The five pillars of NIST
Five functional pillars include NIST’s cybersecurity framework: identifying, protecting, detecting, responding, and retrieving.
- To identify: Identifying your assets is the first step in adopting this framework, as it helps you build a solid foundation. After all, how can you protect your assets if you don’t know what’s around you (or your partner)? People often think that the term “assets” only refers to devices, but it also refers to your users, data, applications, and vendors. When identifying your asset inventory, you will also need to determine your governance, risk and compliance (GRC) status and look for vulnerabilities and risks.
- To protect: Defending your assets against potential threats is perhaps the most critical aspect of cybersecurity. The key is to determine how much protection is needed to contain or limit the effects of a cybersecurity incident. You’ll start by reviewing management, authentication, and access control, followed by awareness and training, data security, information protection, maintenance, and security technology. While focusing primarily on technical checks here, don’t rule out the importance of physical security!

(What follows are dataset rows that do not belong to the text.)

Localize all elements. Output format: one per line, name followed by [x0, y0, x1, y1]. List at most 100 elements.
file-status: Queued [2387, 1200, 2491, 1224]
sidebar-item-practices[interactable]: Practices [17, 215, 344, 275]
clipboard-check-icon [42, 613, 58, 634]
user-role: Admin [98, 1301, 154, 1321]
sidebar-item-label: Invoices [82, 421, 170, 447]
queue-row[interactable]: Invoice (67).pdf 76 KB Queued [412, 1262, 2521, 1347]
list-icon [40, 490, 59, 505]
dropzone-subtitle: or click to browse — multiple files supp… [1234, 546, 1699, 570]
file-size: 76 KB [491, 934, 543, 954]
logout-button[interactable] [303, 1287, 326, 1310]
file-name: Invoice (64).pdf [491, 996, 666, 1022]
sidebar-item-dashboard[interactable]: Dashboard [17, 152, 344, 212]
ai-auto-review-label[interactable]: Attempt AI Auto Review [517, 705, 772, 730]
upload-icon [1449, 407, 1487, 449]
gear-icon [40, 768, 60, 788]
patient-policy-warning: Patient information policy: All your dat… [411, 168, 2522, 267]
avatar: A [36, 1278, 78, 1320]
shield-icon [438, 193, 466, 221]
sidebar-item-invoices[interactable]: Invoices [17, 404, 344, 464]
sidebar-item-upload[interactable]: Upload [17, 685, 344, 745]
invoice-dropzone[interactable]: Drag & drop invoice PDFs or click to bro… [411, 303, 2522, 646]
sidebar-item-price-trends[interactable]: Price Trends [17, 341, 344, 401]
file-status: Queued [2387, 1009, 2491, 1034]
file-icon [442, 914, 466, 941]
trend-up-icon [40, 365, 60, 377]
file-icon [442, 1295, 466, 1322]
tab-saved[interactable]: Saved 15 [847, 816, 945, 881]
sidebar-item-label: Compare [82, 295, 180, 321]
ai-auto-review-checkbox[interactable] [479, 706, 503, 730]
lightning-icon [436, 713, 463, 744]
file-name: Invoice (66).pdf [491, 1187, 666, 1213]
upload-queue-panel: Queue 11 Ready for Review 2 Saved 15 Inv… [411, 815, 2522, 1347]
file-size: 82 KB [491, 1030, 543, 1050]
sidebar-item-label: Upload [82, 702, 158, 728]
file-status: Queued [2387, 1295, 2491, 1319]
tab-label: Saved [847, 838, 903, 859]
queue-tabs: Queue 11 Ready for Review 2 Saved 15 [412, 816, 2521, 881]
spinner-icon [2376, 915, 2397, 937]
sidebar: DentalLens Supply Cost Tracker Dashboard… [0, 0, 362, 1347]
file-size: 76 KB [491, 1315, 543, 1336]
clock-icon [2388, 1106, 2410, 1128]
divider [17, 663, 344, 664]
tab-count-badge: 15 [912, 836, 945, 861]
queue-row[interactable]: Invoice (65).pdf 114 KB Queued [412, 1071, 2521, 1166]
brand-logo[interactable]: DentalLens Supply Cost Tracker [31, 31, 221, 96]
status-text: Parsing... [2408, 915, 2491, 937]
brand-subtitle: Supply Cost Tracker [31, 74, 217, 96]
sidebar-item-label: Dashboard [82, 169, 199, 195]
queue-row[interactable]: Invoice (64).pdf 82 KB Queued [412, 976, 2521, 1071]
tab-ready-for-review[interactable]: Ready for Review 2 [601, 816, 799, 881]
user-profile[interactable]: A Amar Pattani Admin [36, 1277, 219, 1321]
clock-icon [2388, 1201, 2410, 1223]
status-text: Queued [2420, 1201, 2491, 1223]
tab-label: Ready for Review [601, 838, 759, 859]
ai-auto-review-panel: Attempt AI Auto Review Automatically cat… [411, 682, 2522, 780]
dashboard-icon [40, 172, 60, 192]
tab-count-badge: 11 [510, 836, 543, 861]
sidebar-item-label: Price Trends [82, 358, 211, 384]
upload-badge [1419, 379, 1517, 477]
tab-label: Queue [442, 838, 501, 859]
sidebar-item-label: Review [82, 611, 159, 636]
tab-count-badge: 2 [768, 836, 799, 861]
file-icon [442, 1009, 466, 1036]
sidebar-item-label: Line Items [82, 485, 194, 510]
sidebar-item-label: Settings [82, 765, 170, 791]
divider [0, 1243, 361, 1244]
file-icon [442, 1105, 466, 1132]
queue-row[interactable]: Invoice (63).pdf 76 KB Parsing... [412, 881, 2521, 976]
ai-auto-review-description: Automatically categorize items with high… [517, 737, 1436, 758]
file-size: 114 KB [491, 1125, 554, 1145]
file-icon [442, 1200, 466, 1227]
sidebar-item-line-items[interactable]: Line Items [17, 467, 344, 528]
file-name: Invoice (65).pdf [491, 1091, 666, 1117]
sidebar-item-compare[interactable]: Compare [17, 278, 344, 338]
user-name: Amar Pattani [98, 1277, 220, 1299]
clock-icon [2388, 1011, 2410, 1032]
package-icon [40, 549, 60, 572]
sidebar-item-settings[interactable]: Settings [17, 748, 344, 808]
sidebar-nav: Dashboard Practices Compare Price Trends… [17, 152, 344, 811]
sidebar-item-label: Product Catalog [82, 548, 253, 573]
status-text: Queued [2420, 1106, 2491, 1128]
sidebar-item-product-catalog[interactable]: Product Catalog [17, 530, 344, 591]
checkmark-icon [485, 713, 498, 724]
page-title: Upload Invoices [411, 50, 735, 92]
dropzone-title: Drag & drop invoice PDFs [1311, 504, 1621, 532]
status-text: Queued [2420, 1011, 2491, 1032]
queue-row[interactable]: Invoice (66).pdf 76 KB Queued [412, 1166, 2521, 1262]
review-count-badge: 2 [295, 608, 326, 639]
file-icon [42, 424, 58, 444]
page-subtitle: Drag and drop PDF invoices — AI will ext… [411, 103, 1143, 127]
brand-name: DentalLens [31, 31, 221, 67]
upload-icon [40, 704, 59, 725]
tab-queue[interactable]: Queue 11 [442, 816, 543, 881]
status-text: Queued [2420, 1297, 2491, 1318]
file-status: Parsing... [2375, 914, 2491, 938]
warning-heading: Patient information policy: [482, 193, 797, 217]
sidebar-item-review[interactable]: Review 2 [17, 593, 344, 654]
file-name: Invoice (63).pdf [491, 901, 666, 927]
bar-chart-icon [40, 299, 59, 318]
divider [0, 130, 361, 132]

- Detect: Detection is much more than just alerting of cyberattacks. Following the recommendations of this NIST pillar will allow you to detect all Cybersecurity events, such as newly installed software or applications, failed login attempts, and new devices or users. By establishing strong detection capabilities, you will see anomalies and events, continuous security monitoring, and detection processes.

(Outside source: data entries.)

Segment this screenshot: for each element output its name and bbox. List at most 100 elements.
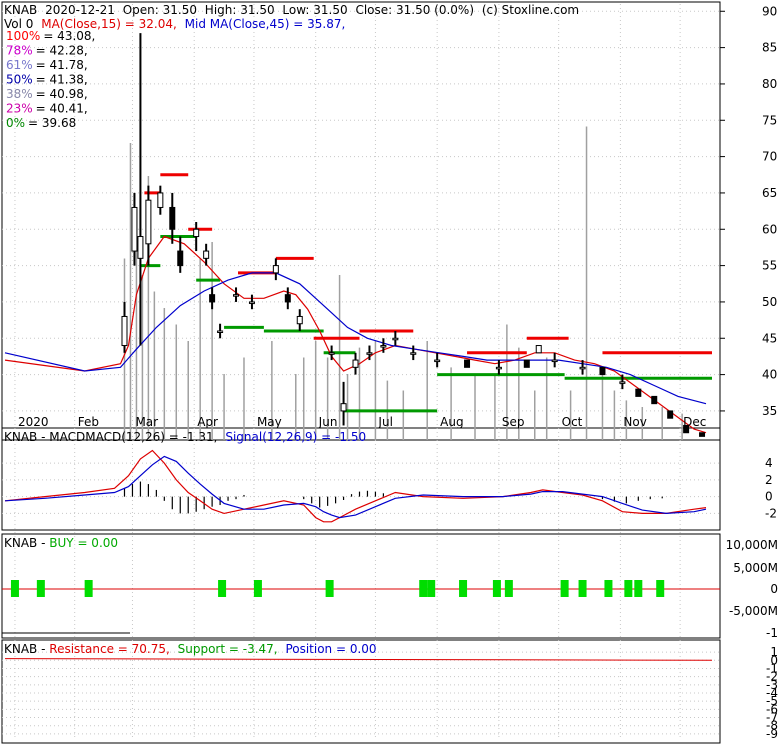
fib-level-1: 78% = 42.28, (6, 44, 88, 58)
price-bar-body (495, 366, 502, 370)
price-bar-body (145, 199, 152, 245)
price-bar-body (340, 403, 347, 412)
price-bar-body (434, 359, 441, 363)
header-low: Low: 31.50 (282, 3, 347, 17)
macd-label: KNAB - MACDMACD(12,26) = -1.31, Signal(1… (4, 430, 366, 444)
fib-value: = 40.41, (36, 102, 88, 116)
fib-value: = 40.98, (36, 87, 88, 101)
macd-value: MACDMACD(12,26) = -1.31, (49, 430, 217, 444)
price-bar-body (193, 228, 200, 238)
buy-signal-bar (492, 580, 501, 597)
price-bar-body (169, 206, 176, 230)
buy-signal-bar (578, 580, 587, 597)
x-tick-label: Jul (377, 415, 392, 429)
fib-level-5: 23% = 40.41, (6, 102, 88, 116)
position-resistance: Resistance = 70.75, (49, 642, 170, 656)
macd-y-tick-label: -2 (765, 506, 777, 520)
price-bar-body (272, 265, 279, 274)
header-line: KNAB 2020-12-21 Open: 31.50 High: 31.50 … (4, 3, 579, 17)
position-support: Support = -3.47, (178, 642, 278, 656)
price-bar-body (217, 330, 224, 333)
buy-signal-bar (427, 580, 436, 597)
header-high: High: 31.50 (205, 3, 275, 17)
price-bar-body (233, 294, 240, 297)
price-bar-body (523, 359, 530, 368)
price-bar-body (667, 410, 674, 419)
price-bar-body (392, 337, 399, 341)
fib-level-3: 50% = 41.38, (6, 73, 88, 87)
price-bar-body (651, 395, 658, 405)
buy-signal-bar (36, 580, 45, 597)
x-tick-label: May (257, 415, 282, 429)
buy-y-tick-label: -5,000M (729, 604, 778, 618)
support-resistance-lines (140, 173, 712, 413)
price-y-axis: 35 40 45 50 55 60 65 70 75 80 85 90 (720, 4, 777, 418)
price-bar-body (137, 236, 144, 259)
price-bar-body (535, 345, 542, 354)
fib-pct: 100% (6, 29, 40, 43)
buy-signal-bar (325, 580, 334, 597)
buy-y-tick-label: -1 (766, 626, 778, 640)
price-y-tick-label: 75 (762, 113, 777, 127)
buy-signal-bar (634, 580, 643, 597)
fib-value: = 41.38, (36, 73, 88, 87)
macd-line-ma_short (4, 449, 707, 523)
price-y-tick-label: 35 (762, 404, 777, 418)
price-bar-body (131, 206, 138, 252)
x-tick-label: Nov (623, 415, 646, 429)
fib-pct: 50% (6, 73, 33, 87)
position-y-tick-label: -9 (766, 727, 778, 741)
x-tick-label: Aug (440, 415, 463, 429)
price-y-tick-label: 40 (762, 368, 777, 382)
buy-plot: 10,000M 5,000M 0 -5,000M -1 (2, 538, 778, 640)
volume-bars (123, 126, 683, 440)
price-y-tick-label: 55 (762, 259, 777, 273)
buy-value: BUY = 0.00 (49, 536, 118, 550)
fib-level-6: 0% = 39.68 (6, 116, 76, 130)
price-y-tick-label: 85 (762, 41, 777, 55)
price-bar-body (328, 352, 335, 355)
price-bar-body (635, 388, 642, 397)
position-label: KNAB - Resistance = 70.75, Support = -3.… (4, 642, 377, 656)
price-panel-frame (1, 1, 721, 441)
x-tick-label: Sep (502, 415, 525, 429)
buy-signal-bar (624, 580, 633, 597)
fib-value: = 43.08, (43, 29, 95, 43)
price-bars (121, 33, 706, 437)
header-source: (c) Stoxline.com (482, 3, 579, 17)
price-bar-body (551, 359, 558, 363)
buy-signal-bar (218, 580, 227, 597)
gridlines (2, 4, 720, 740)
price-bar-body (209, 294, 216, 303)
price-bar-body (121, 315, 128, 347)
macd-y-tick-label: 0 (765, 490, 773, 504)
x-tick-label: Feb (78, 415, 99, 429)
position-plot: 10-1-2-3-4-5-6-7-8-9 (2, 645, 778, 741)
x-tick-label: Dec (683, 415, 706, 429)
fib-pct: 61% (6, 58, 33, 72)
fib-level-0: 100% = 43.08, (6, 29, 95, 43)
fib-value: = 42.28, (36, 44, 88, 58)
buy-signal-bar (504, 580, 513, 597)
header-close: Close: 31.50 (0.0%) (355, 3, 474, 17)
price-bar-body (599, 366, 606, 376)
price-bar-body (619, 381, 626, 384)
buy-y-tick-label: 5,000M (733, 561, 778, 575)
price-bar-body (366, 352, 373, 355)
ma-long-label: Mid MA(Close,45) = 35.87, (185, 17, 346, 31)
price-bar-body (579, 366, 586, 370)
price-bar-body (352, 359, 359, 368)
buy-y-tick-label: 0 (770, 582, 778, 596)
position-ticker: KNAB (4, 642, 37, 656)
price-y-tick-label: 45 (762, 331, 777, 345)
buy-y-tick-label: 10,000M (726, 538, 778, 552)
macd-line-ma_long (4, 455, 707, 519)
price-bar-body (248, 301, 255, 304)
price-y-tick-label: 60 (762, 222, 777, 236)
buy-signal-bar (419, 580, 428, 597)
buy-signal-bar (84, 580, 93, 597)
macd-plot: 4 2 0 -2 (2, 449, 777, 523)
header-ticker: KNAB (4, 3, 37, 17)
fib-pct: 78% (6, 44, 33, 58)
fib-pct: 38% (6, 87, 33, 101)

- Answer: This pillar addresses your ability to contain the impact of a cyberattack, with categories that include response planning, communication, analysis, mitigation, and improvement. Make sure your team can respond to detection tool alerts and let each person know their roles and responsibilities in the event of an incident. Reviewing all incidents retroactively and incorporating lessons learned is the final step in an ongoing incident response plan.

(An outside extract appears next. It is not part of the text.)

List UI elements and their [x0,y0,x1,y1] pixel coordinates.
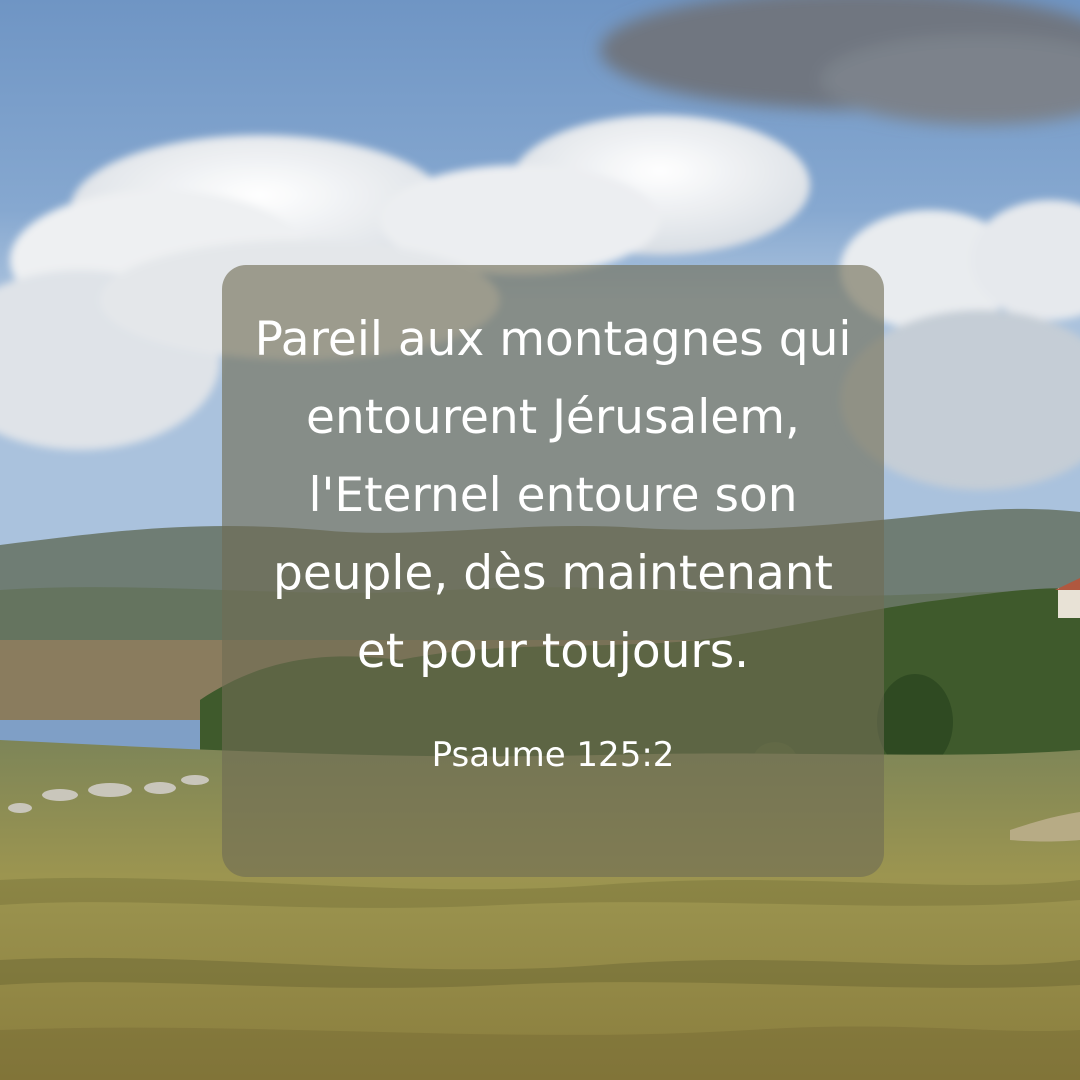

- Recover: The final framework pillar covers your recovery planning, upgrades and communications. Your business needs will help you determine your data priorities, so if an incident occurs, you can start restoring your data immediately. Don’t forget test your backups and practice in advance using table exercises to help you prepare for a cyberattack!
Do you want to delve deeper into NIST’s cybersecurity framework? We break it down even more on our blog Breaking down the NIST cybersecurity framework.
A total of 23 categories are divided into these five functions, which cover cybernetics, physical and personal, and focus on business results. These categories branch into 108 subcategories, which can be overwhelming to navigate. If you don’t know where to start, don’t worry: check out CIS Controls v8.
Complement of CIS Controls v8
Although the NIST cybersecurity framework was created by the U.S. federal government, it has quickly become the industry standard for cybersecurity best practices.
For this reason, the National Cybersecurity Alliance (NCSA) created the cybersecurity framework profile to help organizations select the right cybersecurity framework for their business. The NCSA has also created a rating system for cybersecurity frameworks that meet this profile: the NCSA Complement the v8 cybersecurity framework (or simply “CIS Controls”).
CIS controls are comparable to the NIST cybersecurity framework, but focus on the specific needs of the business sector and the maturity of enterprise cybersecurity to determine where that organization is in the cybersecurity journey.
Our favorite part of CIS controls is that it looks like an instruction manual. Break down into three implementation groups (GIs) that are easier to digest, each GI contains a set of controls that must be integrated to achieve optimal cybersecurity effectiveness. Even if you only cover IG1, you’ll have protection against the top five types of attack: malware, ransomware, web application piracy, privileged privileges, and misuse, as well as targeted intrusions.
For more information on the NIST cybersecurity framework, see complete online guide. And make sure you see it in its entirety DeNISTifying Cybersecurity: Taking advantage of a proven framework to evolve your stack webinar on demand!